If you are prepared for the marriage venture, it can be a glorious, wonderful experience. But if you are immature and lack proper preparation, marriage can be a disaster.
One thing I have noticed in studying numerous cases is that divorce seldom solves marriage problems. The heartbreak that comes from the break-up of a family is one of the greatest tragedies of our modern world. The traumatic effect which divorce has on children is almost impossible to assess. Children of divorced parents often become so resentful that they enter adulthood bitter and unhappy. When it comes time for them to marry, their chances for a successful marriage are frequently handicapped by their memories of the difficulties, quarrels, and hurts they saw in their parents’ marriages.

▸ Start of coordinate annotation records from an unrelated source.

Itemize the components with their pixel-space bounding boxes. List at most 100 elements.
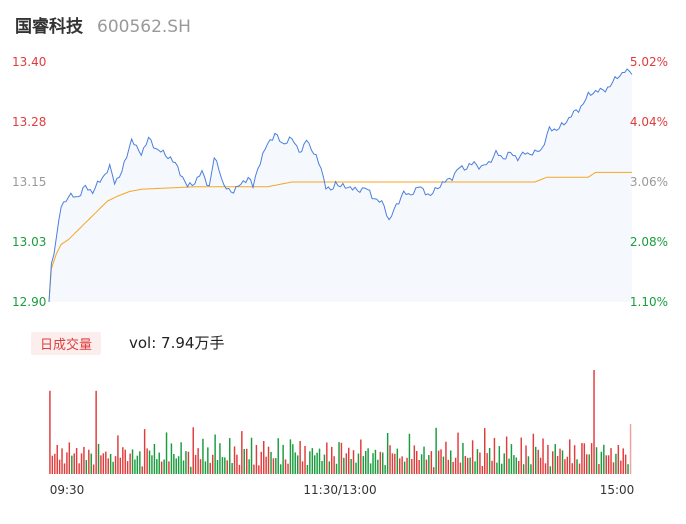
volume-bar (139, 451, 141, 474)
volume-bar (88, 449, 90, 474)
volume-bar (369, 463, 372, 474)
volume-bar (428, 455, 430, 474)
volume-bar (66, 452, 68, 474)
volume-bar (471, 440, 474, 474)
volume-bar (442, 456, 445, 474)
volume-bar (612, 462, 615, 474)
volume-bar (331, 446, 333, 474)
volume-bar (289, 439, 292, 474)
volume-bar (394, 453, 396, 474)
volume-bar (136, 455, 139, 474)
volume-bar (433, 467, 435, 474)
volume-bar (493, 437, 496, 474)
volume-bar (326, 442, 328, 474)
volume-bar (199, 459, 202, 474)
volume-bar (552, 451, 554, 474)
volume-bar (620, 460, 622, 474)
avg-price-line (48, 171, 632, 303)
volume-bar (151, 455, 153, 474)
volume-bar (348, 447, 350, 474)
volume-bar (209, 462, 211, 474)
volume-bar (481, 466, 484, 474)
price-line (48, 68, 633, 303)
price-area (49, 69, 632, 302)
volume-bar (224, 457, 226, 474)
volume-bar (578, 463, 581, 474)
volume-bar (486, 453, 488, 474)
volume-bar (267, 446, 270, 474)
volume-bar (340, 442, 343, 474)
volume-bar (459, 462, 462, 474)
volume-bar (105, 451, 107, 474)
volume-bar (197, 448, 199, 474)
volume-bar (109, 454, 112, 474)
volume-bar (566, 456, 569, 474)
volume-bar (126, 461, 129, 474)
volume-bar (615, 453, 617, 474)
volume-bar (598, 464, 600, 474)
volume-bar (535, 446, 537, 474)
volume-bar (484, 428, 486, 474)
volume-bar (241, 431, 243, 474)
volume-bar (382, 452, 384, 474)
volume-bar (491, 460, 493, 474)
volume-bar (306, 465, 309, 474)
stock-code: 600562.SH (97, 17, 191, 37)
volume-bar (61, 448, 63, 474)
volume-bar (411, 459, 413, 474)
volume-bar (437, 450, 440, 474)
volume-bars (49, 370, 632, 474)
volume-bar (352, 450, 355, 474)
volume-bar (124, 449, 126, 474)
volume-bar (146, 448, 148, 474)
volume-bar (275, 458, 277, 474)
volume-bar (119, 457, 122, 474)
volume-bar (520, 437, 522, 474)
volume-bar (129, 453, 131, 474)
volume-bar (182, 460, 185, 474)
volume-bar (462, 442, 464, 474)
volume-bar (97, 443, 100, 474)
volume-bar (49, 390, 51, 474)
volume-bar (282, 444, 284, 474)
volume-bar (413, 445, 416, 474)
volume-bar (134, 459, 136, 474)
volume-bar (95, 390, 97, 474)
volume-bar (54, 453, 56, 474)
volume-bar (58, 459, 61, 474)
volume-bar (148, 450, 151, 474)
volume-bar (624, 454, 627, 474)
volume-bar (204, 461, 207, 474)
volume-bar (345, 453, 348, 474)
volume-bar (430, 451, 433, 474)
volume-bar (440, 449, 442, 474)
y-left-tick: 13.03 (12, 235, 46, 249)
y-left-tick: 13.28 (12, 115, 46, 129)
volume-value: vol: 7.94万手 (129, 334, 225, 352)
volume-bar (569, 439, 571, 474)
volume-bar (469, 457, 471, 474)
volume-bar (187, 451, 190, 474)
volume-bar (355, 462, 357, 474)
x-axis-tick: 11:30/13:00 (303, 483, 376, 497)
x-axis-tick: 09:30 (50, 483, 85, 497)
volume-bar (539, 457, 542, 474)
volume-bar (90, 453, 92, 474)
volume-bar (233, 446, 236, 474)
volume-bar (343, 457, 345, 474)
stock-header: 国睿科技 600562.SH (15, 12, 191, 42)
volume-bar (425, 459, 428, 474)
volume-bar (416, 451, 418, 474)
volume-bar (603, 444, 605, 474)
volume-bar (379, 451, 382, 474)
volume-bar (219, 443, 221, 474)
y-left-tick: 12.90 (12, 295, 46, 309)
volume-bar (362, 456, 365, 474)
volume-bar (474, 461, 476, 474)
volume-bar (590, 443, 593, 474)
volume-bar (297, 455, 299, 474)
volume-bar (175, 458, 177, 474)
volume-bar (401, 456, 403, 474)
volume-bar (71, 455, 73, 474)
volume-bar (107, 458, 109, 474)
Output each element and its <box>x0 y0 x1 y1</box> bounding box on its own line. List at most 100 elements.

Divorce creates other problems as well. Financial settlements are usually inadequate to care for a family, and divorced wives often find it difficult to provide for their children. When a mother has to find work to support her children, resentment and sorrow soon follow. Husbands who are indifferent and careless and thereby cause divorces, or husbands who desert families and divorce their wives find that their subsequent marriages only add to their financial and emotional burdens. Divorce is usually a no-win option and can seldom be relied on as a solution to marital problems.
The great burden of marriage counselors is most often to help the husband and wife find a way out of the hatred and resentment that has built up in their marriage. The solution almost always lies in repentance and forgiveness. Resentment and anger leads to tearful actions.
Oh, if people could only learn to forgive! I refer often to Doctrine and Covenants, section 64, verse 9: “Wherefore, I say unto you, that ye ought to forgive one another; for he that forgiveth not his brother his trespasses standeth condemned before the Lord; for there remaineth in him the greater sin.” [D&C 64:9]
The Lord continues his teaching in verse 10: “I, the Lord, will forgive whom I will forgive, but of you it is required to forgive all men.” [D&C 64:10] I find here an answer for some who refuse to forgive themselves and who make themselves miserable by continually talking about their sins. They say, “I just can’t forgive myself for the things I have done.” I reply, “Do you think you are more holy than the Lord? If He is willing to forgive you, shouldn’t you be willing to forgive yourself now that you have repented of your sin?”
We must remember the love of Jesus as he taught us to be kind one to another. He said: “For if ye forgive men their trespasses, your heavenly Father will also forgive you:
“But if ye forgive not men their trespasses, neither will your Father forgive your trespasses.” (Matt. 6:14–15.)
When, oh when, will we learn that love can overcome hatred and that kindness and humility really can restore love?
Now, one piece of advice to those who have never had a companion through no fault of their own, or to those who have lost companions in death or through divorce or desertion. Do not despair or think that all is lost! Remember that you are children of God. Have faith in your Heavenly Father. Don’t worry about what will happen to you after death. Don’t worry about who might marry you or who will receive your children who were born in the covenant. Death does not end the possibility for solutions to what are often very difficult present problems.
Our main concern in this life need only be that we live a Christlike life as nearly as we can. If we so endure in living a life of love and forgiveness, that great story, begun in mortality by Adam and Eve, can be our story too.